Earnest Arul, Ong Marcus E H, Shahidah Nur, Chan Angelique, Wah Win, Thumboo Julian
Centre for Quantitative Medicine, Duke-NUS Graduate Medical School, 169857, Singapore; Department of Epidemiology and Preventive Medicine, Monash University, Victoria 2004, Australia.
Department of Emergency Medicine, Singapore General Hospital, 169608, Singapore; Health Services & Systems Research, Duke-NUS Graduate Medical School, 169857, Singapore.
Prev Med Rep. 2015 Apr 28;2:326-32. doi: 10.1016/j.pmedr.2015.04.018. eCollection 2015.

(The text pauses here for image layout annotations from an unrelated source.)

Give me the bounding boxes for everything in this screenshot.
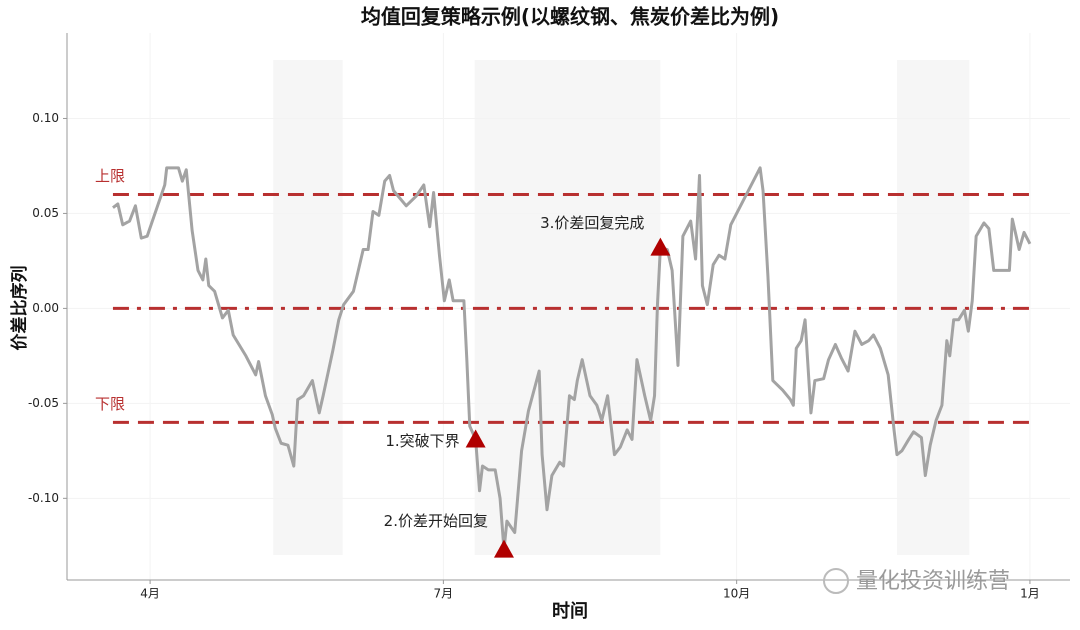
x-tick-label: 1月 [1020, 587, 1040, 601]
y-tick-label: -0.10 [28, 491, 59, 505]
annotation-label: 3.价差回复完成 [540, 214, 644, 232]
watermark-icon [823, 568, 849, 594]
y-tick-label: 0.10 [32, 111, 59, 125]
watermark: 量化投资训练营 [856, 569, 1010, 594]
x-axis-label: 时间 [552, 601, 588, 622]
annotation-marker [493, 539, 514, 558]
annotation-label: 1.突破下界 [385, 432, 459, 450]
annotation-label: 2.价差开始回复 [384, 512, 488, 530]
annotation-marker [465, 429, 486, 448]
annotation-marker [650, 237, 671, 256]
x-tick-label: 10月 [723, 587, 750, 601]
reference-label: 上限 [95, 167, 125, 185]
y-axis-label: 价差比序列 [9, 266, 30, 351]
x-tick-label: 4月 [140, 587, 160, 601]
data-line [112, 166, 1032, 552]
chart-title: 均值回复策略示例(以螺纹钢、焦炭价差比为例) [361, 5, 779, 29]
x-tick-label: 7月 [434, 587, 454, 601]
y-tick-label: 0.00 [32, 301, 59, 315]
y-tick-label: 0.05 [32, 206, 59, 220]
reference-label: 下限 [95, 395, 125, 413]
y-tick-label: -0.05 [28, 396, 59, 410]
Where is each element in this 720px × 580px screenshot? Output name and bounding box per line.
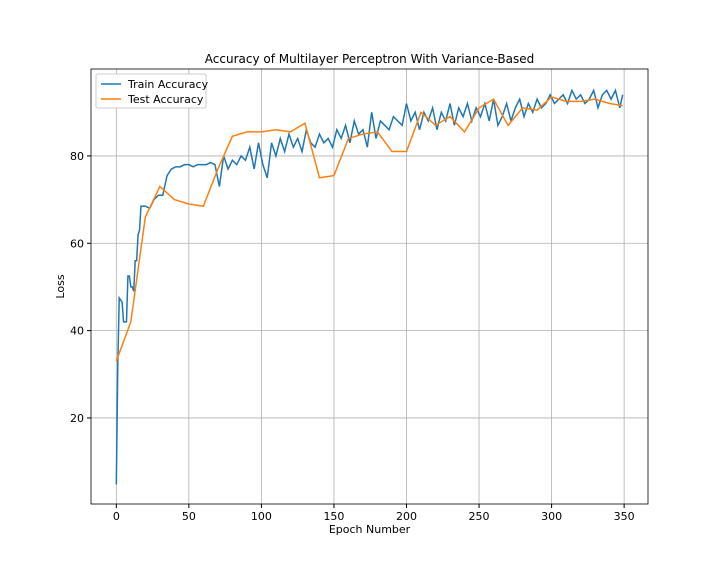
y-tick-label: 20 — [70, 412, 84, 425]
x-tick-label: 150 — [323, 510, 344, 523]
y-tick-label: 80 — [70, 150, 84, 163]
x-tick-label: 0 — [113, 510, 120, 523]
x-tick-label: 250 — [469, 510, 490, 523]
x-tick-label: 200 — [396, 510, 417, 523]
legend-label: Test Accuracy — [127, 93, 204, 106]
y-tick-label: 60 — [70, 237, 84, 250]
x-tick-label: 100 — [251, 510, 272, 523]
chart-title: Accuracy of Multilayer Perceptron With V… — [205, 52, 534, 66]
y-axis-label: Loss — [54, 274, 67, 298]
series-line — [115, 96, 623, 362]
y-tick-label: 40 — [70, 325, 84, 338]
x-tick-label: 50 — [182, 510, 196, 523]
x-axis-label: Epoch Number — [329, 523, 411, 536]
x-tick-label: 300 — [541, 510, 562, 523]
plot-frame — [90, 68, 649, 505]
legend-label: Train Accuracy — [127, 78, 209, 91]
legend-box — [95, 73, 207, 109]
legend: Train Accuracy Test Accuracy — [95, 73, 209, 109]
x-tick-label: 350 — [614, 510, 635, 523]
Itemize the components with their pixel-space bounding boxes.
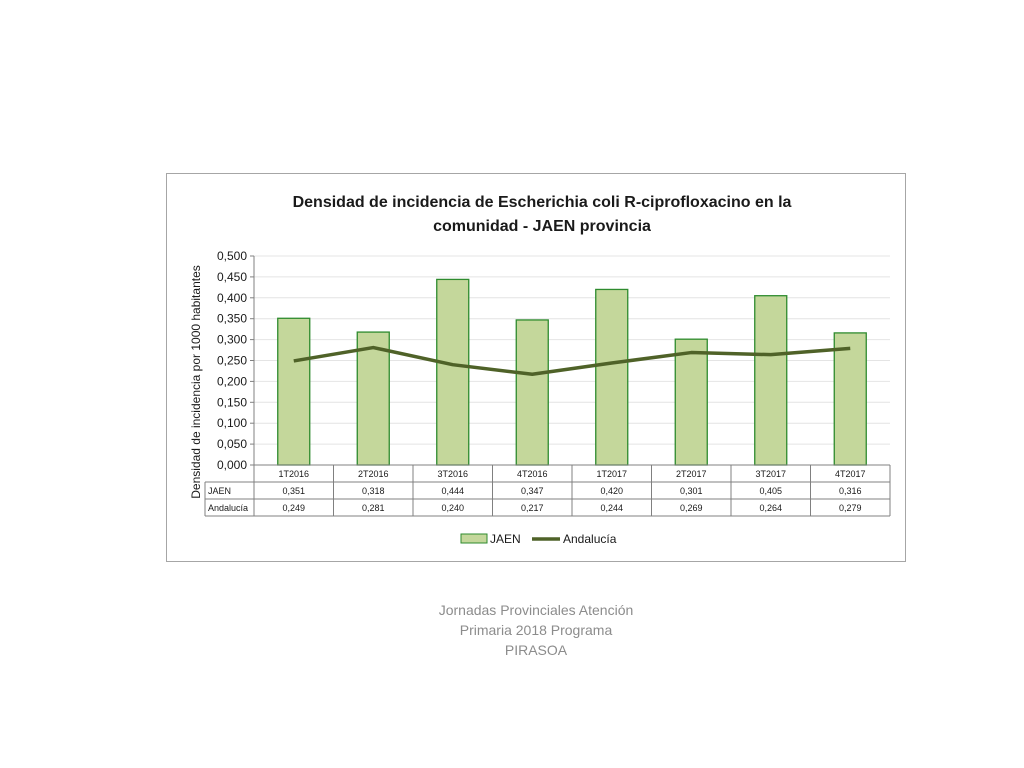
table-value-label: 0,240 bbox=[441, 503, 464, 513]
chart-title-line2: comunidad - JAEN provincia bbox=[433, 218, 651, 235]
bar-jaen bbox=[674, 338, 708, 466]
table-value-label: 0,281 bbox=[362, 503, 385, 513]
legend-label-jaen: JAEN bbox=[490, 532, 521, 546]
table-value-label: 0,420 bbox=[600, 486, 623, 496]
table-value-label: 0,301 bbox=[680, 486, 703, 496]
x-category-label: 3T2016 bbox=[437, 469, 468, 479]
table-value-label: 0,347 bbox=[521, 486, 544, 496]
chart-container: Densidad de incidencia de Escherichia co… bbox=[166, 173, 906, 562]
y-tick-label: 0,150 bbox=[217, 395, 247, 409]
y-tick-label: 0,350 bbox=[217, 312, 247, 326]
table-value-label: 0,249 bbox=[282, 503, 305, 513]
x-category-label: 3T2017 bbox=[755, 469, 786, 479]
y-tick-label: 0,250 bbox=[217, 354, 247, 368]
legend-label-andalucia: Andalucía bbox=[563, 532, 617, 546]
x-category-label: 1T2016 bbox=[278, 469, 309, 479]
y-tick-label: 0,450 bbox=[217, 270, 247, 284]
table-series-name: JAEN bbox=[208, 486, 231, 496]
table-value-label: 0,244 bbox=[600, 503, 623, 513]
table-value-label: 0,279 bbox=[839, 503, 862, 513]
table-value-label: 0,264 bbox=[759, 503, 782, 513]
bar-jaen bbox=[277, 317, 311, 466]
y-tick-label: 0,200 bbox=[217, 374, 247, 388]
chart-title-line1: Densidad de incidencia de Escherichia co… bbox=[293, 194, 792, 211]
bar-jaen bbox=[754, 295, 788, 466]
bar-line-chart: Densidad de incidencia de Escherichia co… bbox=[189, 194, 891, 546]
table-value-label: 0,444 bbox=[441, 486, 464, 496]
bar-jaen bbox=[595, 288, 629, 466]
x-category-label: 4T2017 bbox=[835, 469, 866, 479]
bar-jaen bbox=[356, 331, 390, 466]
footer-line-2: Primaria 2018 Programa bbox=[459, 622, 613, 638]
y-tick-label: 0,050 bbox=[217, 437, 247, 451]
y-tick-label: 0,400 bbox=[217, 291, 247, 305]
table-value-label: 0,269 bbox=[680, 503, 703, 513]
footer-caption: Jornadas Provinciales Atención Primaria … bbox=[400, 600, 672, 660]
y-axis-label: Densidad de incidencia por 1000 habitant… bbox=[189, 265, 203, 499]
x-category-label: 4T2016 bbox=[517, 469, 548, 479]
table-value-label: 0,316 bbox=[839, 486, 862, 496]
table-value-label: 0,217 bbox=[521, 503, 544, 513]
bar-jaen bbox=[833, 332, 867, 466]
y-tick-label: 0,000 bbox=[217, 458, 247, 472]
y-tick-label: 0,300 bbox=[217, 333, 247, 347]
legend-swatch-jaen bbox=[460, 533, 488, 544]
bar-jaen bbox=[436, 278, 470, 466]
footer-line-1: Jornadas Provinciales Atención bbox=[438, 602, 634, 618]
table-series-name: Andalucía bbox=[208, 503, 248, 513]
x-category-label: 2T2016 bbox=[358, 469, 389, 479]
table-value-label: 0,351 bbox=[282, 486, 305, 496]
y-tick-label: 0,500 bbox=[217, 249, 247, 263]
footer-line-3: PIRASOA bbox=[504, 642, 568, 658]
y-tick-label: 0,100 bbox=[217, 416, 247, 430]
table-value-label: 0,318 bbox=[362, 486, 385, 496]
x-category-label: 2T2017 bbox=[676, 469, 707, 479]
bar-jaen bbox=[515, 319, 549, 466]
line-andalucia bbox=[293, 345, 851, 377]
table-value-label: 0,405 bbox=[759, 486, 782, 496]
x-category-label: 1T2017 bbox=[596, 469, 627, 479]
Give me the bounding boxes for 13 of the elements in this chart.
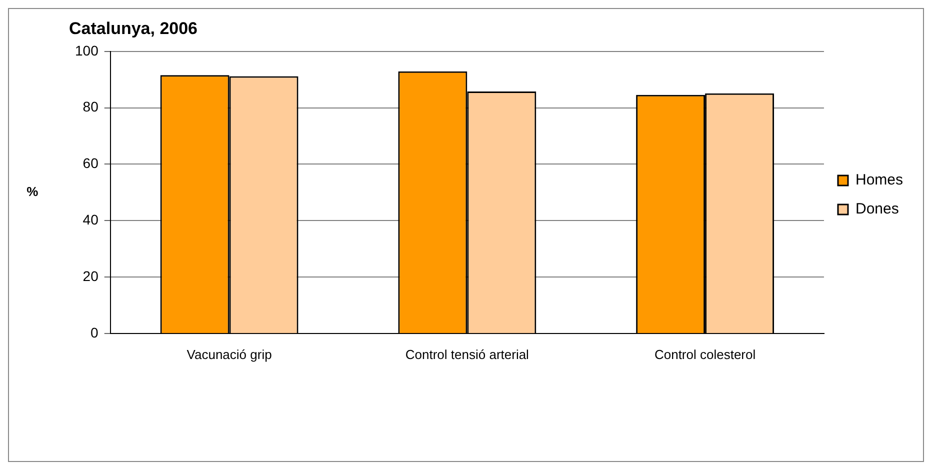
y-tick-label: 40 <box>82 211 99 228</box>
x-tick-label: Control colesterol <box>654 346 756 362</box>
y-axis-title: % <box>26 184 39 199</box>
y-tick-label: 20 <box>82 268 99 284</box>
y-tick-label: 60 <box>82 155 99 172</box>
legend-label: Homes <box>855 172 904 189</box>
legend-label: Dones <box>855 200 899 218</box>
x-tick-label: Control tensió arterial <box>405 346 530 362</box>
y-tick-label: 0 <box>90 324 99 340</box>
x-tick-label: Vacunació grip <box>186 346 272 362</box>
chart-title: Catalunya, 2006 <box>69 18 198 38</box>
y-tick-label: 80 <box>82 98 99 115</box>
y-tick-label: 100 <box>75 42 99 58</box>
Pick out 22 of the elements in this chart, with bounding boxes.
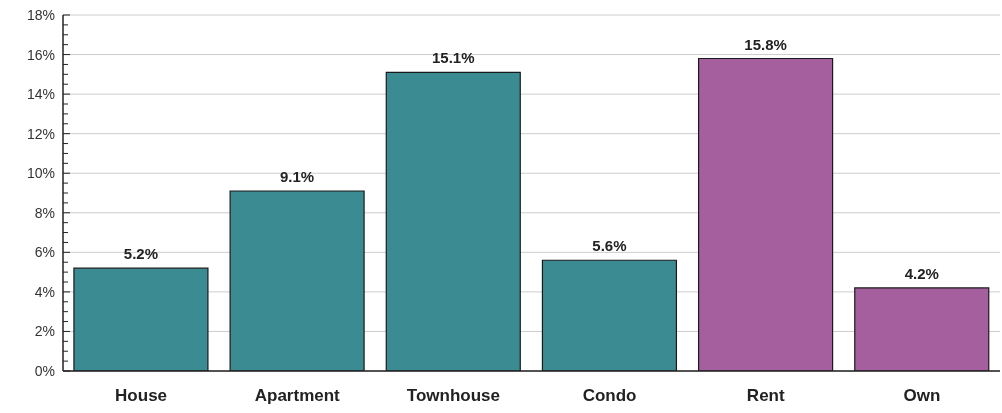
data-label: 15.1%: [431, 49, 475, 67]
y-tick-label: 12%: [26, 125, 55, 142]
y-tick-label: 18%: [26, 7, 55, 23]
y-tick-label: 10%: [26, 165, 55, 182]
data-label: 4.2%: [904, 264, 939, 282]
x-tick-label: Rent: [746, 386, 785, 406]
y-tick-label: 0%: [34, 363, 55, 379]
data-label: 5.2%: [123, 245, 159, 263]
x-tick-label: Townhouse: [406, 386, 501, 406]
x-tick-label: Own: [903, 386, 941, 406]
x-tick-label: Condo: [582, 386, 637, 406]
y-tick-label: 4%: [34, 283, 55, 300]
y-tick-label: 2%: [34, 323, 55, 340]
y-tick-label: 6%: [34, 244, 55, 261]
data-label: 9.1%: [280, 168, 315, 186]
data-label: 5.6%: [592, 237, 627, 255]
x-tick-label: Apartment: [254, 386, 341, 406]
data-label: 15.8%: [744, 35, 787, 53]
x-tick-label: House: [115, 386, 168, 406]
y-tick-label: 16%: [26, 46, 55, 63]
y-tick-label: 8%: [34, 204, 55, 221]
y-tick-label: 14%: [26, 86, 55, 103]
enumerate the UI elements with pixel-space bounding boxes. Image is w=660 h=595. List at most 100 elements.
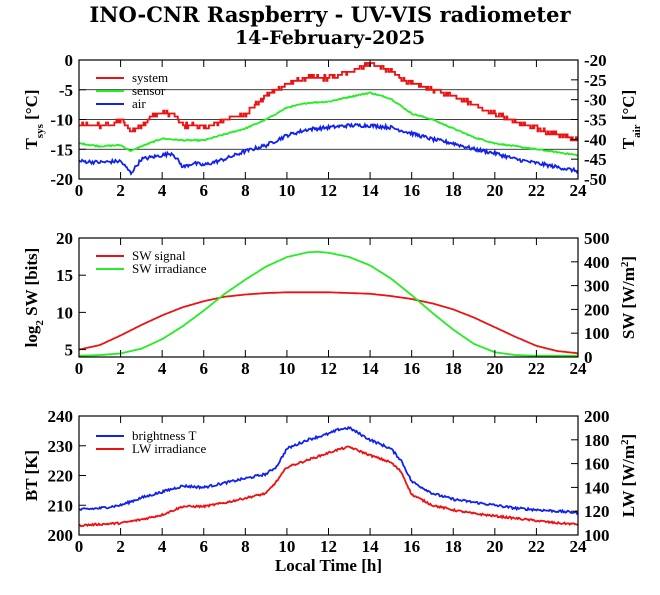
y2-axis-label-main: LW [W/m xyxy=(619,445,638,517)
series-line-sensor xyxy=(79,91,578,157)
y2-tick-label: 140 xyxy=(584,478,610,497)
chart-panel-3: 0 2 4 6 8 10 12 14 16 18 20 22 242002102202302401001… xyxy=(22,407,638,575)
y2-axis-label-sup: 2 xyxy=(619,439,631,445)
y-axis-label: Tsys [°C] xyxy=(22,89,46,149)
y-tick-label: 210 xyxy=(48,496,74,515)
x-tick-label: 24 xyxy=(570,181,588,200)
x-tick-label: 2 xyxy=(116,181,125,200)
y-axis-label: log2 SW [bits] xyxy=(22,248,46,348)
x-tick-label: 20 xyxy=(486,181,503,200)
x-tick-label: 6 xyxy=(200,359,209,378)
y-axis-label: BT [K] xyxy=(22,450,41,501)
chart-panel-2: 0 2 4 6 8 10 12 14 16 18 20 22 245101520010020030040… xyxy=(22,229,638,378)
y-tick-label: 0 xyxy=(65,51,74,70)
y-axis-label-main: T xyxy=(22,138,41,150)
x-tick-label: 20 xyxy=(486,537,503,556)
x-tick-label: 8 xyxy=(241,359,250,378)
x-tick-label: 12 xyxy=(320,181,337,200)
y-axis-label-main: log xyxy=(22,325,41,347)
series-line-system xyxy=(79,62,578,142)
x-tick-label: 22 xyxy=(528,181,545,200)
x-tick-label: 14 xyxy=(362,359,380,378)
page-subtitle: 14-February-2025 xyxy=(234,27,426,49)
x-tick-label: 0 xyxy=(75,359,84,378)
y2-axis-label-main: T xyxy=(619,137,638,149)
x-tick-label: 4 xyxy=(158,359,167,378)
y2-tick-label: 200 xyxy=(584,407,610,426)
x-tick-label: 2 xyxy=(116,537,125,556)
y-axis-label-sub: 2 xyxy=(34,320,46,326)
chart-panel-1: 0 2 4 6 8 10 12 14 16 18 20 22 24-20-15-10-50-50-45-… xyxy=(22,51,643,200)
y2-tick-label: 100 xyxy=(584,324,610,343)
y-tick-label: -5 xyxy=(59,81,73,100)
x-tick-label: 18 xyxy=(445,181,462,200)
y2-axis-label-sup: 2 xyxy=(619,261,631,267)
legend-label: LW irradiance xyxy=(132,441,206,456)
y2-tick-label: 300 xyxy=(584,277,610,296)
y2-tick-label: -35 xyxy=(584,111,607,130)
y-tick-label: 5 xyxy=(65,341,74,360)
x-tick-label: 6 xyxy=(200,537,209,556)
y2-tick-label: -45 xyxy=(584,150,607,169)
y-axis-label-main: BT [K] xyxy=(22,450,41,501)
y2-tick-label: 400 xyxy=(584,253,610,272)
y-tick-label: 240 xyxy=(48,407,74,426)
y2-axis-label: Tair [°C] xyxy=(619,90,643,149)
y-tick-label: 220 xyxy=(48,467,74,486)
y-tick-label: 20 xyxy=(56,229,73,248)
series-line-brightness-t xyxy=(79,425,578,516)
y2-tick-label: 200 xyxy=(584,300,610,319)
y2-tick-label: -40 xyxy=(584,130,607,149)
y-tick-label: 230 xyxy=(48,437,74,456)
y-axis-label-sub: sys xyxy=(34,123,46,138)
x-tick-label: 24 xyxy=(570,537,588,556)
legend-label: system xyxy=(132,70,168,85)
x-tick-label: 24 xyxy=(570,359,588,378)
legend-label: air xyxy=(132,96,146,111)
y2-axis-label-unit: ] xyxy=(619,256,638,262)
legend-label: sensor xyxy=(132,83,166,98)
x-tick-label: 22 xyxy=(528,537,545,556)
x-tick-label: 14 xyxy=(362,537,380,556)
y-tick-label: -20 xyxy=(50,170,73,189)
x-tick-label: 16 xyxy=(403,537,420,556)
legend-label: SW signal xyxy=(132,248,186,263)
y2-tick-label: 500 xyxy=(584,229,610,248)
x-axis-label: Local Time [h] xyxy=(275,556,382,575)
y2-axis-label: SW [W/m2] xyxy=(619,256,638,339)
y2-axis-label-unit: [°C] xyxy=(619,90,638,125)
y2-tick-label: -25 xyxy=(584,71,607,90)
y-tick-label: 15 xyxy=(56,266,73,285)
x-tick-label: 0 xyxy=(75,181,84,200)
y-axis-label-unit: SW [bits] xyxy=(22,248,41,320)
series-line-lw-irradiance xyxy=(79,445,578,528)
y2-axis-label-unit: ] xyxy=(619,434,638,440)
x-tick-label: 22 xyxy=(528,359,545,378)
y2-tick-label: -30 xyxy=(584,91,607,110)
y-axis-label-unit: [°C] xyxy=(22,89,41,124)
x-tick-label: 0 xyxy=(75,537,84,556)
x-tick-label: 4 xyxy=(158,181,167,200)
y-tick-label: 200 xyxy=(48,526,74,545)
y2-tick-label: -50 xyxy=(584,170,607,189)
x-tick-label: 14 xyxy=(362,181,380,200)
y2-tick-label: 0 xyxy=(584,348,593,367)
series-line-air xyxy=(79,122,578,176)
legend-label: SW irradiance xyxy=(132,261,207,276)
x-tick-label: 20 xyxy=(486,359,503,378)
y2-axis-label-main: SW [W/m xyxy=(619,267,638,339)
x-tick-label: 10 xyxy=(278,181,295,200)
x-tick-label: 12 xyxy=(320,537,337,556)
x-tick-label: 16 xyxy=(403,359,420,378)
y-tick-label: -15 xyxy=(50,140,73,159)
y2-axis-label: LW [W/m2] xyxy=(619,434,638,517)
y2-axis-label-sub: air xyxy=(631,124,643,138)
y2-tick-label: 100 xyxy=(584,526,610,545)
page-title: INO-CNR Raspberry - UV-VIS radiometer xyxy=(89,2,571,27)
x-tick-label: 10 xyxy=(278,537,295,556)
y-tick-label: -10 xyxy=(50,111,73,130)
y2-tick-label: 120 xyxy=(584,502,610,521)
y2-tick-label: 180 xyxy=(584,431,610,450)
y-tick-label: 10 xyxy=(56,303,73,322)
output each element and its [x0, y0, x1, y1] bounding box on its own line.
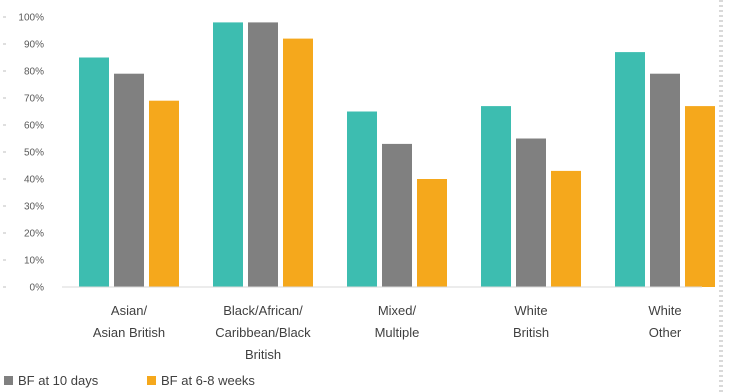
x-category-label-line: British	[245, 347, 281, 362]
x-category-label-line: Multiple	[375, 325, 420, 340]
y-tick-label: 10%	[24, 256, 44, 267]
x-axis-labels: Asian/Asian British Black/African/Caribbe…	[93, 303, 682, 362]
x-category-label-line: Mixed/	[378, 303, 417, 318]
y-tick-label: 50%	[24, 148, 44, 159]
legend: BF at 10 days BF at 6-8 weeks	[4, 373, 255, 388]
legend-swatch-bf-6-8-weeks	[147, 376, 156, 385]
y-tick-label: 0%	[30, 283, 45, 294]
bar	[685, 106, 715, 287]
dotted-border	[719, 0, 723, 392]
x-category-label-line: Other	[649, 325, 682, 340]
x-category-label: Asian/Asian British	[93, 303, 165, 340]
y-tick-label: 60%	[24, 121, 44, 132]
x-category-label: White British	[513, 303, 549, 340]
y-tick-label: 40%	[24, 175, 44, 186]
x-category-label-line: Caribbean/Black	[215, 325, 311, 340]
x-category-label-line: White	[514, 303, 547, 318]
x-category-label: Black/African/Caribbean/Black British	[215, 303, 311, 362]
x-category-label-line: Asian British	[93, 325, 165, 340]
legend-swatch-bf-10-days	[4, 376, 13, 385]
x-category-label: Mixed/Multiple	[375, 303, 420, 340]
y-tick-label: 100%	[18, 13, 44, 24]
y-tick-label: 70%	[24, 94, 44, 105]
bar	[114, 73, 144, 287]
bar	[213, 22, 243, 288]
x-category-label-line: British	[513, 325, 549, 340]
y-tick-label: 90%	[24, 40, 44, 51]
bar	[149, 100, 179, 287]
bar	[417, 179, 447, 287]
y-tick-label: 20%	[24, 229, 44, 240]
bar	[481, 106, 511, 287]
bars	[79, 22, 715, 288]
legend-label-bf-6-8-weeks: BF at 6-8 weeks	[161, 373, 255, 388]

Environmental contexts have been shown to predict health behaviours and outcomes either directly or via interaction with individual risk factors. In this paper, we created indexes of socioeconomic disadvantage (SEDI) and socioeconomic advantage (SAI) in Singapore to test the applicability of these concepts in an Asian context. These indices can be used for health service resource allocation, research and advocacy.
We used principal component analysis (PCA) to create SEDI and SAI using a structured and iterative process to identify and include influential variables in the final index. Data at the master plan geographical level was obtained from the most recent Singapore census 2010.
The 3 areas with highest SEDI scores were Outram (120.1), followed by Rochor (111.0) and Downtown Core (110.4). The areas with highest SAI scores were Tanglin, River Valley and Newton. The SAI had 89.6% of variation explained by the final model, as compared to 67.1% for SEDI, and we recommend using both indices in any analysis.
These indices may prove useful for policy-makers to identify spatially varying risk factors, and in turn help identify geographically targeted intervention programs, which can be more cost effective to conduct.
环境因素已被证明可直接或通过与个体风险因素的相互作用来预测健康行为和结果。在本文中,我们创建了新加坡社会经济劣势(SEDI)和社会经济优势(SAI)指数,以测试这些概念在亚洲背景下的适用性。这些指数可用于卫生服务资源分配、研究和宣传。
我们使用主成分分析(PCA)来创建SEDI和SAI,采用结构化和迭代的过程来识别并将有影响力的变量纳入最终指数。总体规划地理层面的数据来自2010年新加坡最新人口普查。
SEDI得分最高的3个地区是欧南园(120.1),其次是如切(111.0)和市中心核心区(110.4)。SAI得分最高的地区是东陵、河谷和牛顿。最终模型对SAI变异的解释率为89.6%,而SEDI为67.1%,我们建议在任何分析中同时使用这两个指数。
这些指数可能有助于政策制定者识别空间上不同的风险因素,进而帮助确定针对特定地理区域的干预项目,实施这些项目可能更具成本效益。